The great man addresses the issue of the day
Like bleach for COVID, a bold solution
[TRUMP, dressed as often now in his Jackie Gleason in Miami Beach suit, takes the stage at the NRA Convention in Houston to great applause.]
TRUMP: Hey, how ya doin’ folks, good to see ya. Listen I wanna thank you all for coming — I know some people, big politicians, Don McLennon, they didn’t wanna come because of all the Democrats politicizing, made them scared, and what a shame, isn’t it? Makes you sick.
They say we don’t care about these kids, can you believe it, what a sick disgusting thing to say. Here’s how much we care, I’m gonna read the names — I never do this, by the way, at Mar-a-Lago, they want me to go to a wedding reception and read names, I don’t do it even if they pay extra.
[TRUMP pulls out an index card.]
But I’m gonna read the names of these poor innocent little kids, Spanish most of them, all of them legal, too, they tell me, and each one you’re gonna hear a bell, that means they’re in heaven, not like the shooter who’s sick and burning in hell. That’s how much I care.
OK, Benny: [Squints] “Makenna Lee Elrod.” [Bell] A little less loud, Benny. “Layla Salazar.” [Bell] “Maranda Mathis.” [Bell] I’m gonna mess this up: “Nevaeh Bravo.” [Bell] “Jose Manuel Flores Jr.” [Bell] “Xavier Lopez.” [Bell] Boy, there’s a lot of them. Wow.
[TRUMP puts the index card in his pocket.]
OK, I think we get the idea. Hundreds of dead, and you got the Democrats like Sleepy Joe Biden who stole the election, saying it’s people like you who are to blame, so sick, so disgusting. If anything it’s the Democrats, because let me tell you, they never have these mass shootings in their own Democrat schools. You ever notice that? The worst criminal cities these Democrats run, just hellholes of crime like the Central Park Five, but the kids are safe. How weird is that?
But you know why? Because they have a cop in every classroom. It’s true. I remember this from when I was Mayor. And every hallway they have like a nest and a, like a army guy with a machine gun, so nobody tries anything. Also if someone brings in a gun, they have dogs that can smell it, and the dogs jump on whoever has the gun and ay yi yi, it’s not pretty, folks.
The Democrats won’t tell you any of this because they want your kids to get killed instead of theirs. It’s like all those fancy things you see when you go to New York on vacation — you wonder, how can they have these wonderful attractions, how can they afford it, because they’re all on welfare, right, but it’s like a trick they pull — they keep it a secret from you because they don’t want you to have as good as they have, which I think is just disgusting.
So here’s what we gotta do, we gotta take the money from the blue states and give it to our schools, the schools in places where decent people live, where people like you live.
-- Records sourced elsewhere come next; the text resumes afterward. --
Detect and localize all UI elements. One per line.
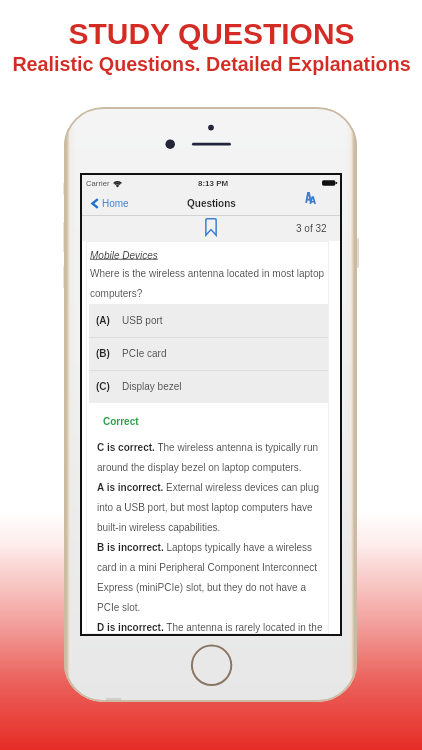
button[interactable]: Bookmark [200, 218, 222, 240]
button[interactable]: (C) [89, 370, 328, 403]
button[interactable]: (B) [89, 337, 328, 370]
staticText: 8:13 PM [198, 179, 229, 188]
staticText: Mobile Devices [90, 250, 158, 261]
staticText: PCIe card [122, 348, 167, 359]
staticText: STUDY QUESTIONS [68, 17, 355, 51]
staticText: Carrier [86, 179, 110, 188]
staticText: (B) [96, 348, 110, 359]
staticText: Correct [103, 416, 139, 427]
staticText: Home [102, 198, 129, 209]
staticText: Display bezel [122, 381, 182, 392]
staticText: Questions [187, 198, 236, 209]
staticText: (C) [96, 381, 110, 392]
button[interactable]: (A) [89, 304, 328, 337]
staticText: C is correct. The wireless antenna is ty… [97, 442, 327, 633]
staticText: Where is the wireless antenna located in… [90, 268, 327, 299]
button[interactable]: Home [82, 195, 135, 212]
staticText: Realistic Questions. Detailed Explanatio… [12, 53, 411, 75]
staticText: (A) [96, 315, 110, 326]
staticText: USB port [122, 315, 163, 326]
button[interactable]: Change text size [299, 192, 340, 214]
staticText: 3 of 32 [296, 223, 327, 234]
But we don’t spend it on books and all that crap where they teach you CRT. We use it to make our schools even harder than the Democrat schools, like good guys with guns everywhere and every kid gets frisked before every class, and if a kid so much as pulls a gun in the school, even just a little tiny bit out of his pocket, the cops can just blow them away —
[TRUMP pantomimes shooting.]
— Boom bing bang bong, just like that.
But listen, that’s if they pull a gun in the school. Anywhere else, I got no problem with it, because I’m a firm believer in the Second Amendment.
You like that, hey? OK, Benny, hit the music!
[The Rolling Stones’ “Midnight Rambler” plays and TRUMP does his weird little dance. FADE TO BLACK.]